Its a little bit difficult because the bottleneck is AGP clock rate. The current clock chip on the mother board just provides sync mode for overclocking feature. If you want to do over clocking which is more than 232MHz, you need to change a new clock chips which support sync mode overclocking features. It means that the 66MHz AGP clock will be fixed and you have to use the HyperTransport bus clock to overclock.




After a quick review of the features provided by the BIOS we found the PC Health section. After we entered, it showed that my CPU was running at 124 degrees Celsius! This is unlikely to happen to a non-overclocked Athlon64 Venice 3000+ running on stock 1800MHz. After touching the heatsink attached to the CPU and it was cold, we realized immediately there is a problem with the temperature sensor. After browsing the web for the problem, I found a thread about this issue. It seems like the bios has some problems calculating the right temperature for Venice cores. I downloaded a program called DigiDoc that collects the information from the sensor and calculates the temperature by itself.
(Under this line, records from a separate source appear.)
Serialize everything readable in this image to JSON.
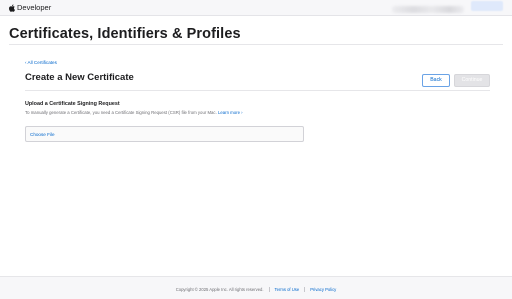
{
  "header": {
    "brand": "Developer",
    "logo_icon": "apple-logo-icon"
  },
  "page": {
    "title": "Certificates, Identifiers & Profiles"
  },
  "content": {
    "breadcrumb": "‹ All Certificates",
    "section_title": "Create a New Certificate",
    "buttons": {
      "back": "Back",
      "continue": "Continue"
    },
    "upload": {
      "heading": "Upload a Certificate Signing Request",
      "description": "To manually generate a Certificate, you need a Certificate Signing Request (CSR) file from your Mac.",
      "learn_more": "Learn more ›",
      "choose_file": "Choose File"
    }
  },
  "footer": {
    "copyright": "Copyright © 2025 Apple Inc. All rights reserved.",
    "terms": "Terms of Use",
    "privacy": "Privacy Policy"
  },
  "colors": {
    "link": "#0066cc",
    "text": "#1d1d1f",
    "secondary_text": "#6e6e73",
    "disabled_button": "#e3e3e6"
  }
}
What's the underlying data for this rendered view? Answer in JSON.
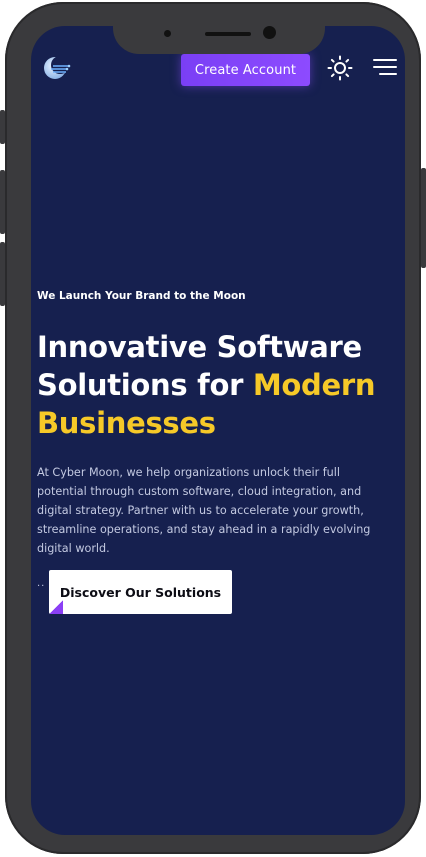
{
  "header": {
    "create_account_label": "Create Account"
  },
  "hero": {
    "tagline": "We Launch Your Brand to the Moon",
    "headline_part1": "Innovative Software Solutions for ",
    "headline_accent": "Modern Businesses",
    "description": "At Cyber Moon, we help organizations unlock their full potential through custom software, cloud integration, and digital strategy. Partner with us to accelerate your growth, streamline operations, and stay ahead in a rapidly evolving digital world.",
    "dots": "..",
    "cta_label": "Discover Our Solutions"
  },
  "icons": {
    "logo": "moon-logo-icon",
    "theme": "sun-icon",
    "menu": "hamburger-menu-icon"
  },
  "colors": {
    "background": "#16204f",
    "accent_yellow": "#f6c928",
    "button_purple": "#8047f7",
    "text_muted": "#c3c9e1"
  }
}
DigiDoc says I'm running on 50C-60C which looks pretty normal compared to 124C the BIOS detected.

Here's a response to some random user received from Chaintech (found this in some support forum):

"Due to Third party Utility detect the temperature information is from the I/O chip, which will not exactly current CPU temperature". Chaintech is right, it does seem like some third party programs are detecting wrong temperatures (such as SANDRA/Everest H.E. which "detected" 124C). Although I'm still not sure about the reliability of the "fixed" temperatures (60C looks a bit too much for AMD64 3000+ with no O.C.).




Apart from the issues I've mentioned above everything seems to work perfectly fine.